The paper was finally published in Frontiers in Human Neuroscience (after a very rigorous review). Given that this paper has, as of this writing, been viewed over 71,000 times in just over 2.5 months, and that it has been viewed even in war-torn countries (Syria, Libya, Ethiopia, Iraq, Kashmir, Crimea, Ukraine), it would seem that our article was of very substantial interest to a very wide range of people all over the world; very few papers in neuroscience, and I daresay in science generally, achieve the status of being viewed so many times over such a brief period. On this count, then, I cannot say that the judgment that the paper should be sent to a specialized general or that its breadth of interest was potentially limited inspires much confidence.
“We only want to publish the most influential papers”

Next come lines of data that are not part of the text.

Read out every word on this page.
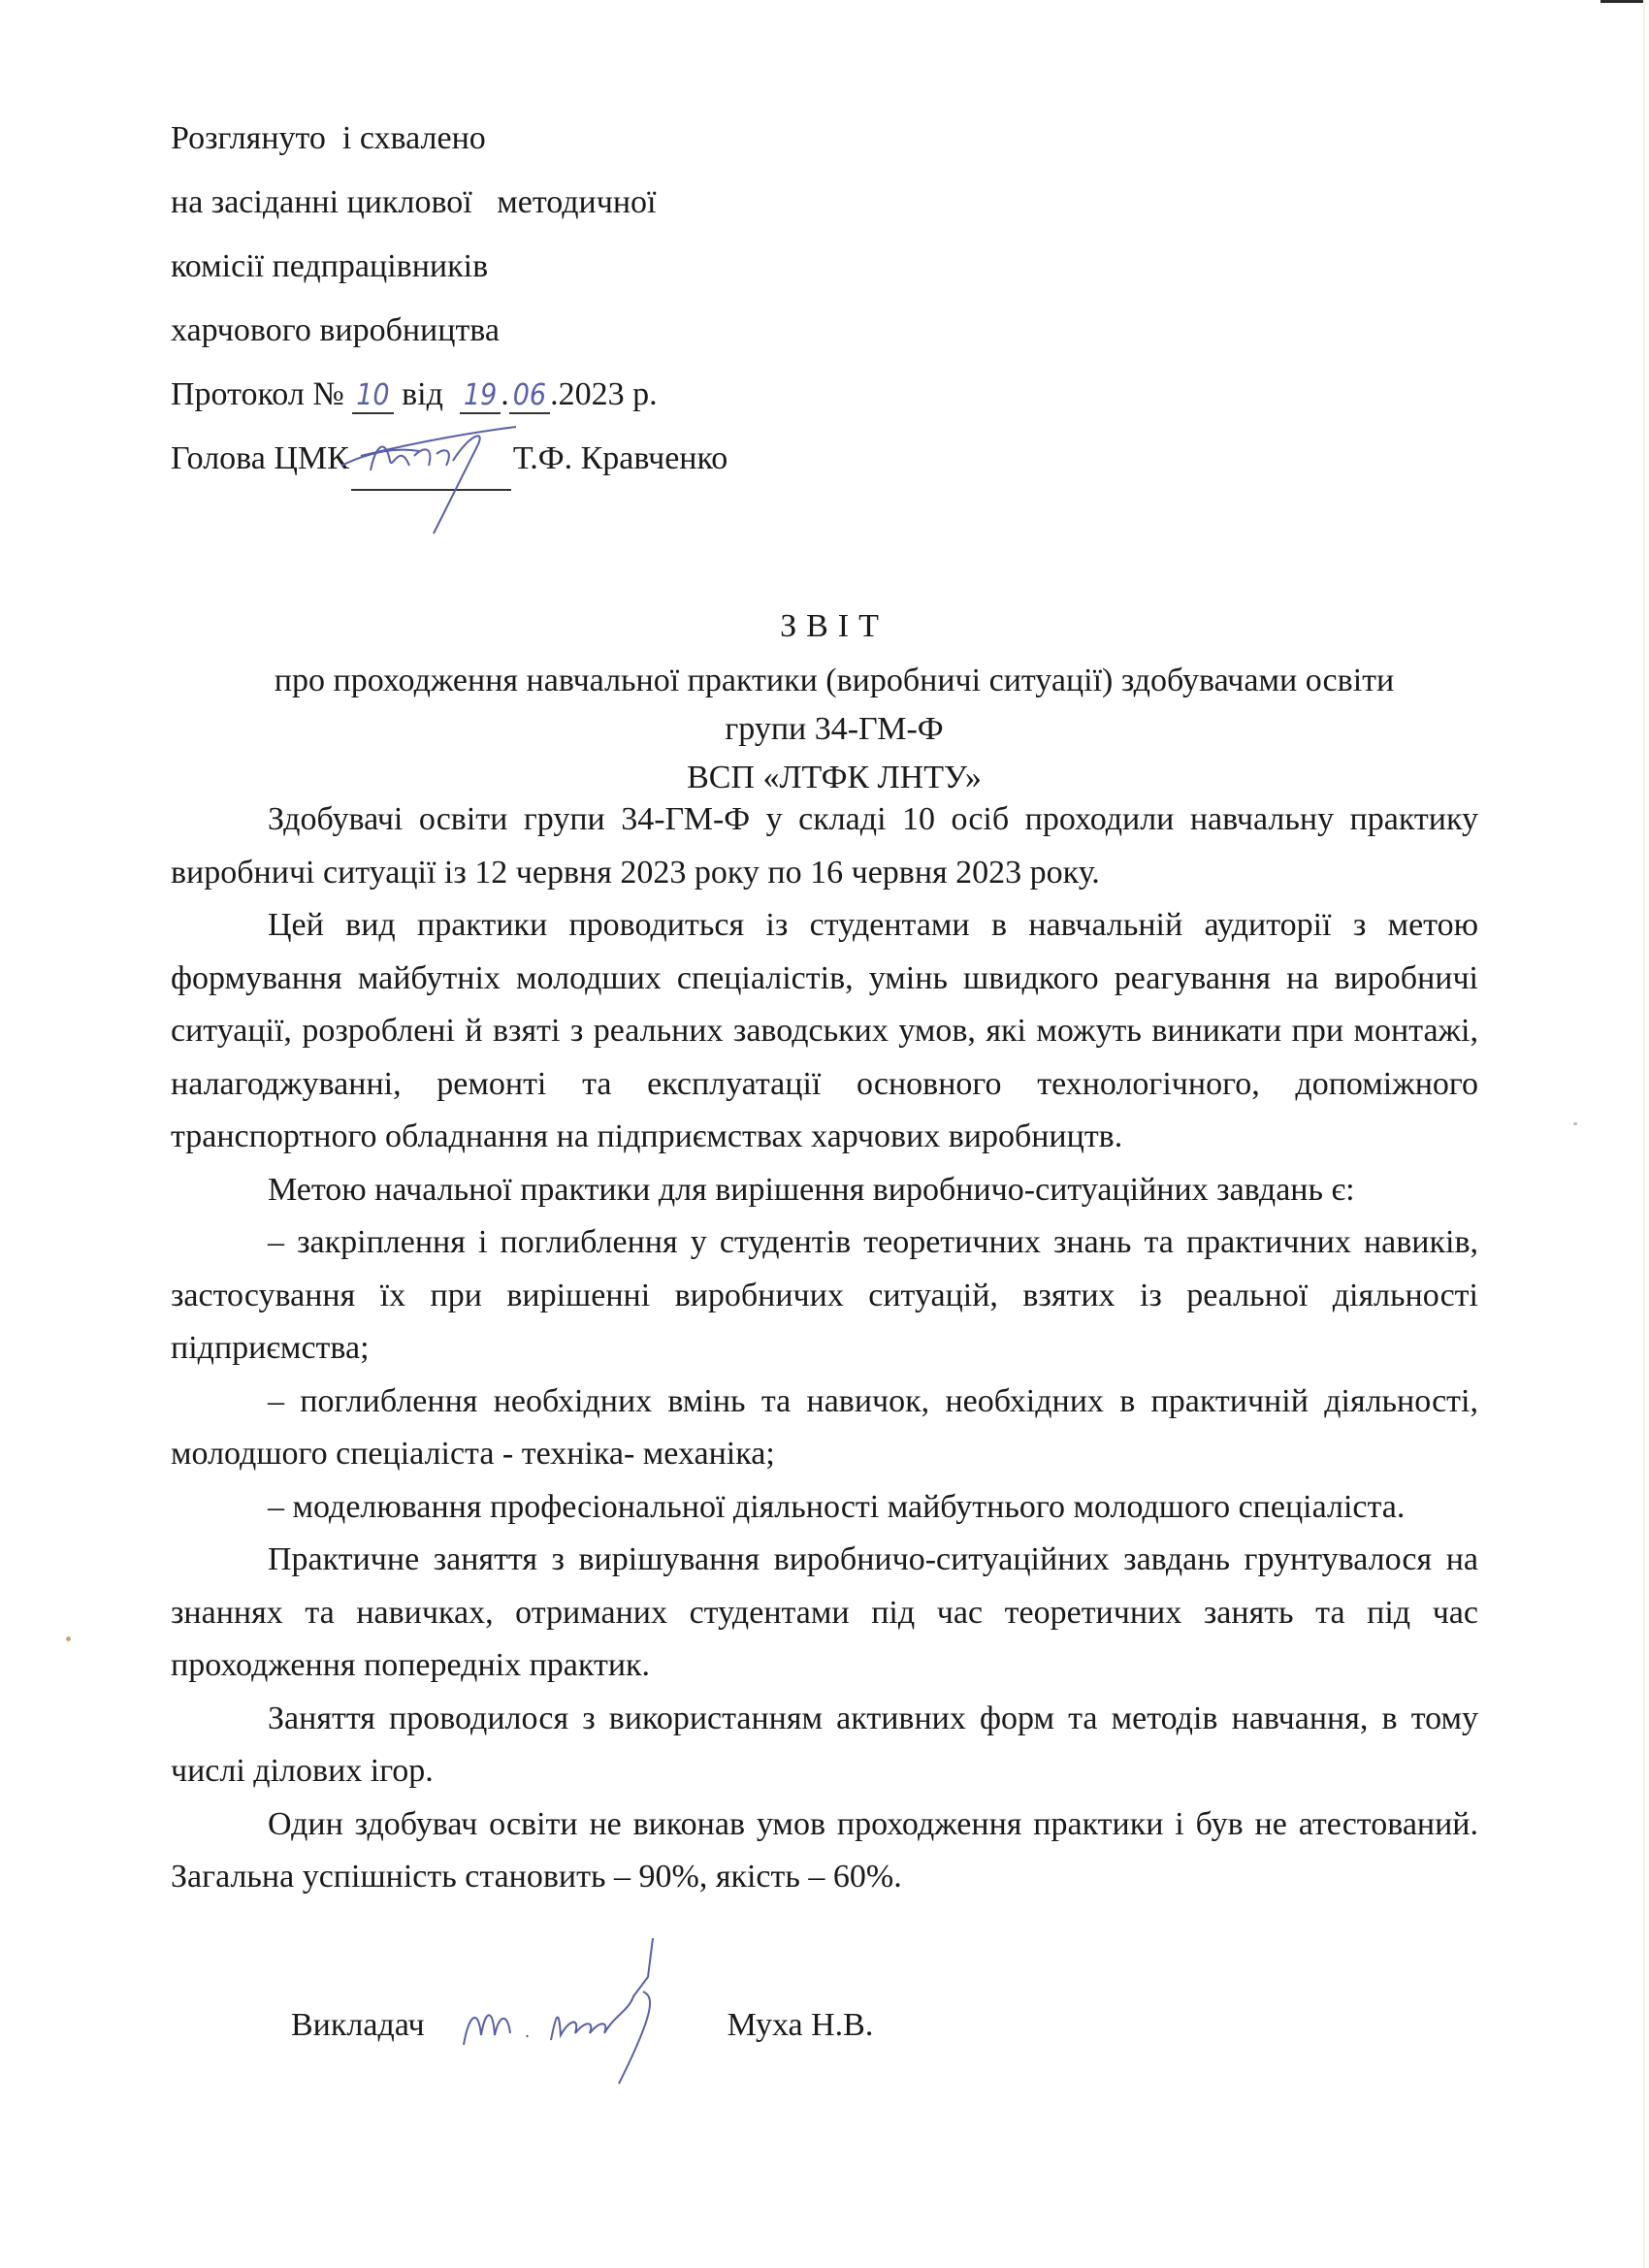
Розглянуто  і схвалено
на засіданні циклової   методичної
комісії педпрацівників
харчового виробництва
Протокол № 10 від 19 . 06 .2023 р.
Голова ЦМК	Т.Ф. Кравченко
ЗВІТ
про проходження навчальної практики (виробничі ситуації) здобувачами освіти
групи 34-ГМ-Ф
ВСП «ЛТФК ЛНТУ»

Здобувачі освіти групи 34-ГМ-Ф у складі 10 осіб проходили навчальну практику виробничі ситуації із 12 червня 2023 року по 16 червня 2023 року.

Цей вид практики проводиться із студентами в навчальній аудиторії з метою формування майбутніх молодших спеціалістів, умінь швидкого реагування на виробничі ситуації, розроблені й взяті з реальних заводських умов, які можуть виникати при монтажі, налагоджуванні, ремонті та експлуатації основного технологічного, допоміжного транспортного обладнання на підприємствах харчових виробництв.

Метою начальної практики для вирішення виробничо-ситуаційних завдань є:

– закріплення і поглиблення у студентів теоретичних знань та практичних навиків, застосування їх при вирішенні виробничих ситуацій, взятих із реальної діяльності підприємства;

– поглиблення необхідних вмінь та навичок, необхідних в практичній діяльності, молодшого спеціаліста - техніка- механіка;

– моделювання професіональної діяльності майбутнього молодшого спеціаліста.

Практичне заняття з вирішування виробничо-ситуаційних завдань грунтувалося на знаннях та навичках, отриманих студентами під час теоретичних занять та під час проходження попередніх практик.

Заняття проводилося з використанням активних форм та методів навчання, в тому числі ділових ігор.

Один здобувач освіти не виконав умов проходження практики і був не атестований. Загальна успішність становить – 90%, якість – 60%.

Викладач	Муха Н.В.
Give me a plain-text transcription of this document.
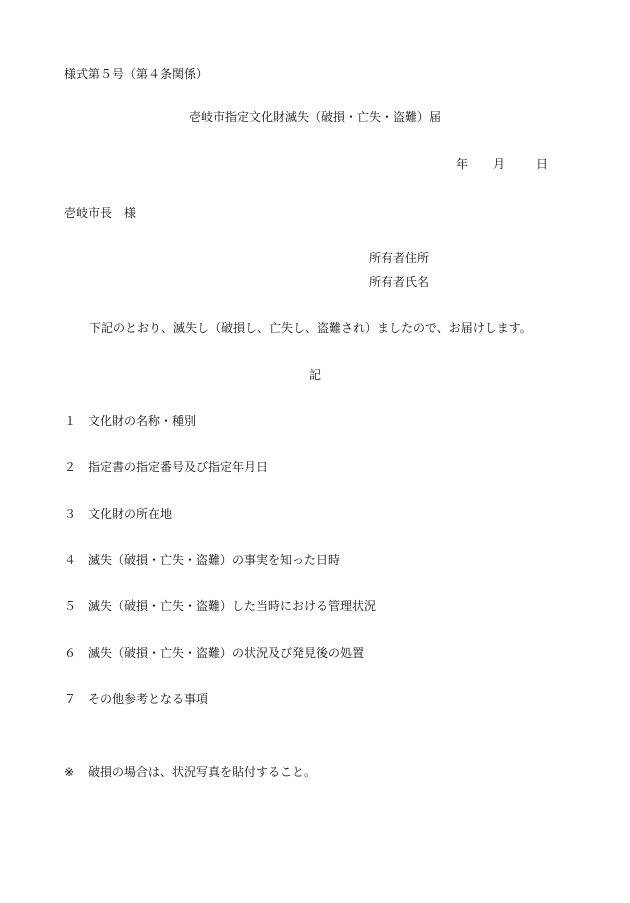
様式第５号（第４条関係）

壱岐市指定文化財滅失（破損・亡失・盗難）届

年 月	日

壱岐市長　様

所有者住所

所有者氏名

下記のとおり、滅失し（破損し、亡失し、盗難され）ましたので、お届けします。

記

１ 文化財の名称・種別

２ 指定書の指定番号及び指定年月日

３ 文化財の所在地

４ 滅失（破損・亡失・盗難）の事実を知った日時

５ 滅失（破損・亡失・盗難）した当時における管理状況

６ 滅失（破損・亡失・盗難）の状況及び発見後の処置

７ その他参考となる事項

※ 破損の場合は、状況写真を貼付すること。
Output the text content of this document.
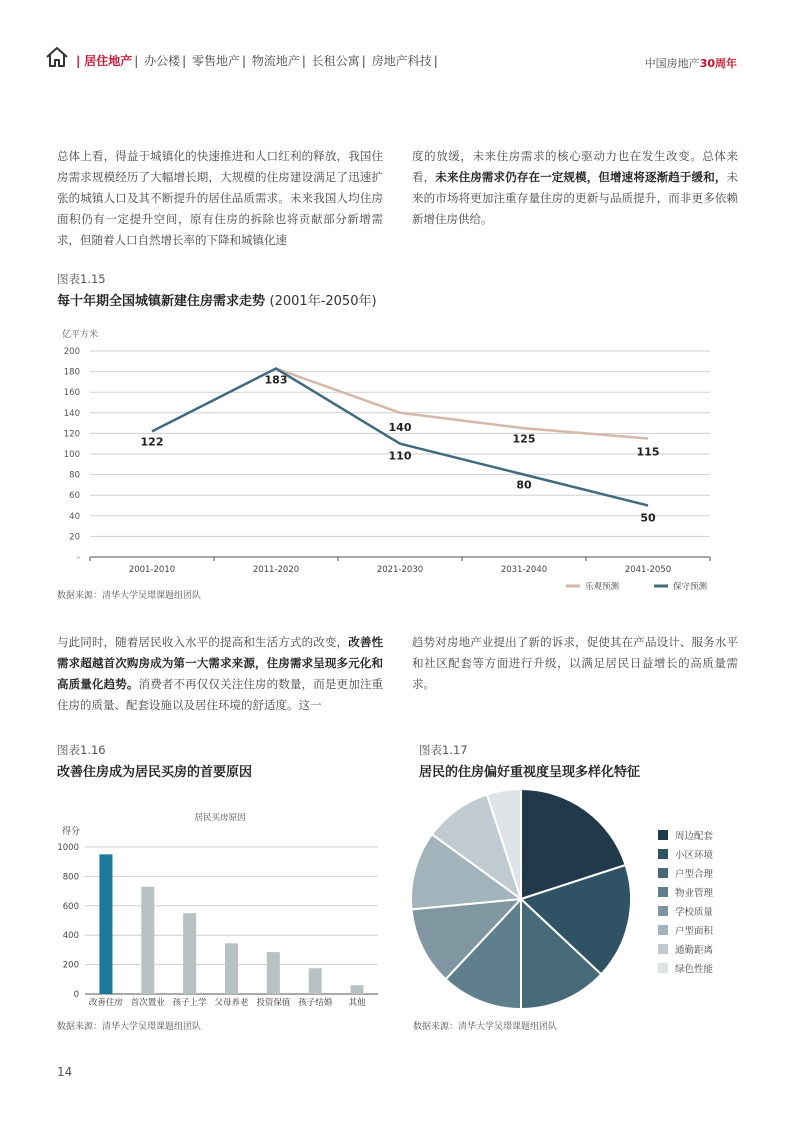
| 居住地产 | 办公楼 | 零售地产 | 物流地产 | 长租公寓 | 房地产科技 |	中国房地产30周年
总体上看，得益于城镇化的快速推进和人口红利的释放，我国住房需求规模经历了大幅增长期，大规模的住房建设满足了迅速扩张的城镇人口及其不断提升的居住品质需求。未来我国人均住房面积仍有一定提升空间，原有住房的拆除也将贡献部分新增需求，但随着人口自然增长率的下降和城镇化速
度的放缓，未来住房需求的核心驱动力也在发生改变。总体来看，未来住房需求仍存在一定规模，但增速将逐渐趋于缓和，未来的市场将更加注重存量住房的更新与品质提升，而非更多依赖新增住房供给。
图表1.15
每十年期全国城镇新建住房需求走势 (2001年-2050年)
亿平方米
-
20
40
60
80
100
120
140
160
180
200
2001-2010	2011-2020	2021-2030	2031-2040	2041-2050
140
125
115
122
183
110
80
50
乐观预测	保守预测
数据来源：清华大学吴璟课题组团队
与此同时，随着居民收入水平的提高和生活方式的改变，改善性需求超越首次购房成为第一大需求来源，住房需求呈现多元化和高质量化趋势。消费者不再仅仅关注住房的数量，而是更加注重住房的质量、配套设施以及居住环境的舒适度。这一
趋势对房地产业提出了新的诉求，促使其在产品设计、服务水平和社区配套等方面进行升级，以满足居民日益增长的高质量需求。
图表1.16
改善住房成为居民买房的首要原因
居民买房原因
得分
0
200
400
600
800
1000
改善住房 首次置业 孩子上学 父母养老 投资保值 孩子结婚 其他
数据来源：清华大学吴璟课题组团队
图表1.17
居民的住房偏好重视度呈现多样化特征
周边配套
小区环境
户型合理
物业管理
学校质量
户型面积
通勤距离
绿色性能
数据来源：清华大学吴璟课题组团队
14
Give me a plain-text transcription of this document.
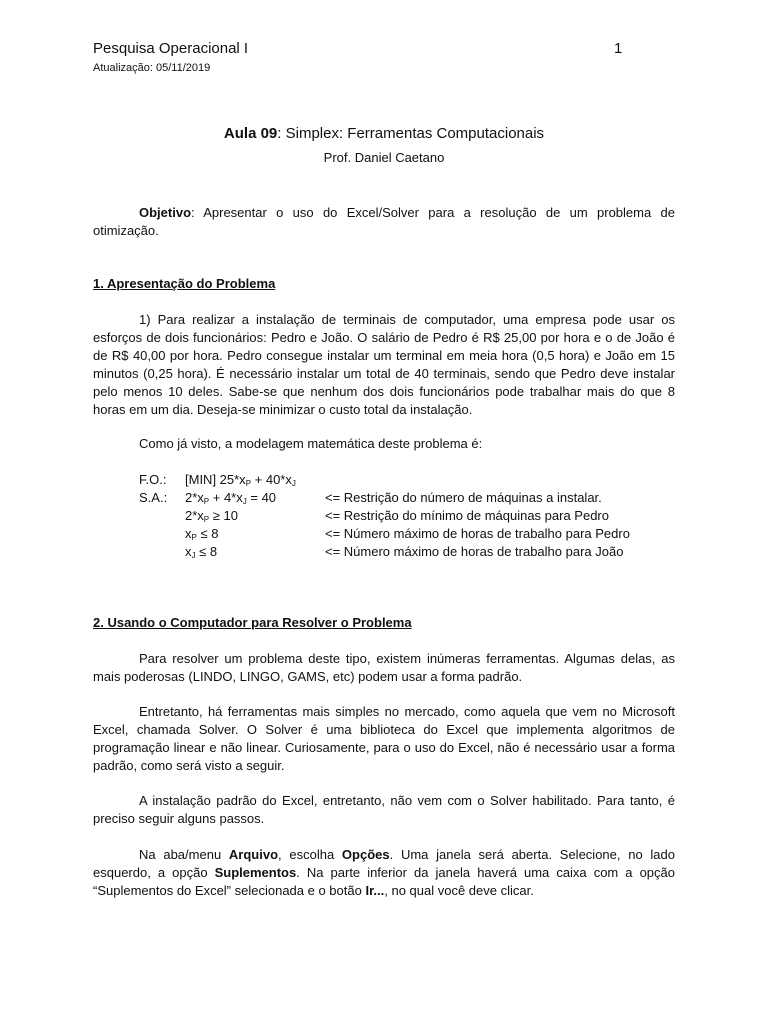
Pesquisa Operacional I	1
Atualização: 05/11/2019
Aula 09: Simplex: Ferramentas Computacionais
Prof. Daniel Caetano
Objetivo: Apresentar o uso do Excel/Solver para a resolução de um problema de otimização.
1. Apresentação do Problema
1) Para realizar a instalação de terminais de computador, uma empresa pode usar os esforços de dois funcionários: Pedro e João. O salário de Pedro é R$ 25,00 por hora e o de João é de R$ 40,00 por hora. Pedro consegue instalar um terminal em meia hora (0,5 hora) e João em 15 minutos (0,25 hora). É necessário instalar um total de 40 terminais, sendo que Pedro deve instalar pelo menos 10 deles. Sabe-se que nenhum dos dois funcionários pode trabalhar mais do que 8 horas em um dia. Deseja-se minimizar o custo total da instalação.
Como já visto, a modelagem matemática deste problema é:
F.O.: [MIN] $25*x_P + 40*x_J$
S.A.: $2*x_P + 4*x_J = 40$	<= Restrição do número de máquinas a instalar.
$2*x_P \ge 10$	<= Restrição do mínimo de máquinas para Pedro
$x_P \le 8$	<= Número máximo de horas de trabalho para Pedro
$x_J \le 8$	<= Número máximo de horas de trabalho para João
2. Usando o Computador para Resolver o Problema
Para resolver um problema deste tipo, existem inúmeras ferramentas. Algumas delas, as mais poderosas (LINDO, LINGO, GAMS, etc) podem usar a forma padrão.
Entretanto, há ferramentas mais simples no mercado, como aquela que vem no Microsoft Excel, chamada Solver. O Solver é uma biblioteca do Excel que implementa algoritmos de programação linear e não linear. Curiosamente, para o uso do Excel, não é necessário usar a forma padrão, como será visto a seguir.
A instalação padrão do Excel, entretanto, não vem com o Solver habilitado. Para tanto, é preciso seguir alguns passos.
Na aba/menu Arquivo, escolha Opções. Uma janela será aberta. Selecione, no lado esquerdo, a opção Suplementos. Na parte inferior da janela haverá uma caixa com a opção “Suplementos do Excel” selecionada e o botão Ir..., no qual você deve clicar.
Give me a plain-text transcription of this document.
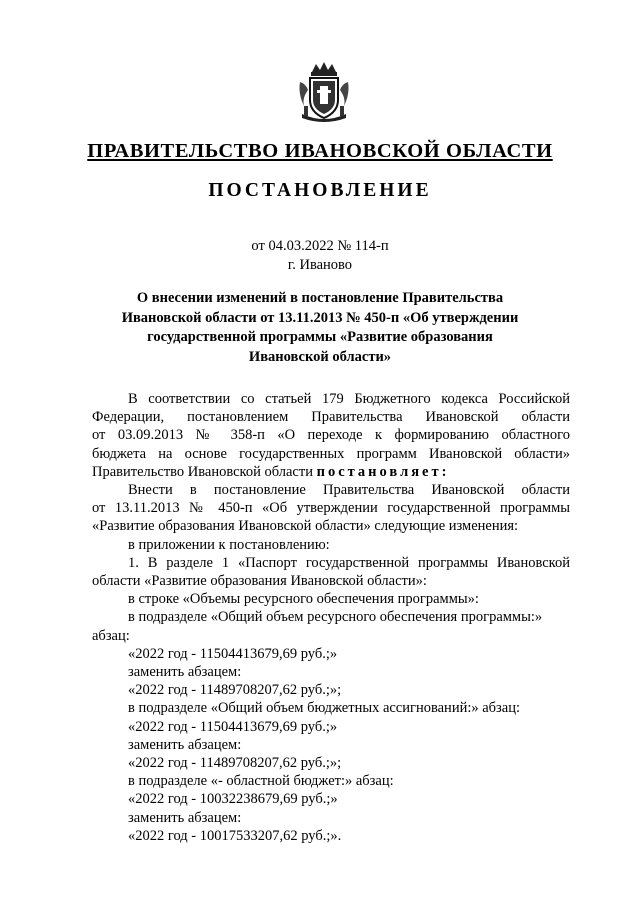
ПРАВИТЕЛЬСТВО ИВАНОВСКОЙ ОБЛАСТИ
ПОСТАНОВЛЕНИЕ
от 04.03.2022 № 114-п
г. Иваново
О внесении изменений в постановление Правительства
Ивановской области от 13.11.2013 № 450-п «Об утверждении
государственной программы «Развитие образования
Ивановской области»

В соответствии со статьей 179 Бюджетного кодекса Российской

Федерации, постановлением Правительства Ивановской области

от 03.09.2013 № 358-п «О переходе к формированию областного

бюджета на основе государственных программ Ивановской области»

Правительство Ивановской области постановляет:

Внести в постановление Правительства Ивановской области

от 13.11.2013 № 450-п «Об утверждении государственной программы

«Развитие образования Ивановской области» следующие изменения:

в приложении к постановлению:

1. В разделе 1 «Паспорт государственной программы Ивановской

области «Развитие образования Ивановской области»:

в строке «Объемы ресурсного обеспечения программы»:

в подразделе «Общий объем ресурсного обеспечения программы:»

абзац:

«2022 год - 11504413679,69 руб.;»

заменить абзацем:

«2022 год - 11489708207,62 руб.;»;

в подразделе «Общий объем бюджетных ассигнований:» абзац:

«2022 год - 11504413679,69 руб.;»

заменить абзацем:

«2022 год - 11489708207,62 руб.;»;

в подразделе «- областной бюджет:» абзац:

«2022 год - 10032238679,69 руб.;»

заменить абзацем:

«2022 год - 10017533207,62 руб.;».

It is of course a bit rich for these journals to pretend that they are not specialized. I doubt that any biologist reading the biological papers in Nature or Science would comprehend more than one paper in any issue, and that is being generous. In fact, very often what makes their papers comprehensible are the news and views sections in the same issue, a practice that some othert journals are taking up, though somewhat more timidly. By any standard, Nature and Science and all the other journals that pretend otherwise are in fact highly specialized journals.
Be that as it may, they are only pursuing a policy that many other journals also pursue. Consider this letter from e-Life, a recently instituted open access journal, which I have seen being written about as if it is a welcome answer to Nature.
Well, they returned a (different) paper I sent within 24 hours, after an internal review, saying that “The consensus of the editors is that your submission should not be considered for in-depth peer review”, adding prissily “This is not meant as a criticism of the quality of the data or the rigor of the science, but merely reflects our desire to publish only the most influential research”, apparently without realizing that a research can only be judged to have been influential retrospectively, sometimes years after it has been published. But what does “influential” research amount to – one which is cited many times, thereby boosting – you guessed it – the impact factor of the journal. Indeed, e-Life (which has also published some interesting articles) even has a section in its regular email alerts that is intended for the media – which of course help publicize a paper and boost – you guessed correctly again – the impact factor!
So why single out Nature and Science, when so many journals are also pursuing impact factors with such zeal? It is just that Nature and Science are better at it. And their higher impact factors really means that the papers they select for publication are being cited more often than those selected in other journals with aspirations to scientific glamour.
So, instead of pointing fingers at them, let us direct the enquiry at ourselves, while acknowledging that both journals, in spite of all their blemishes and warts, have done a fairly good job for science in general.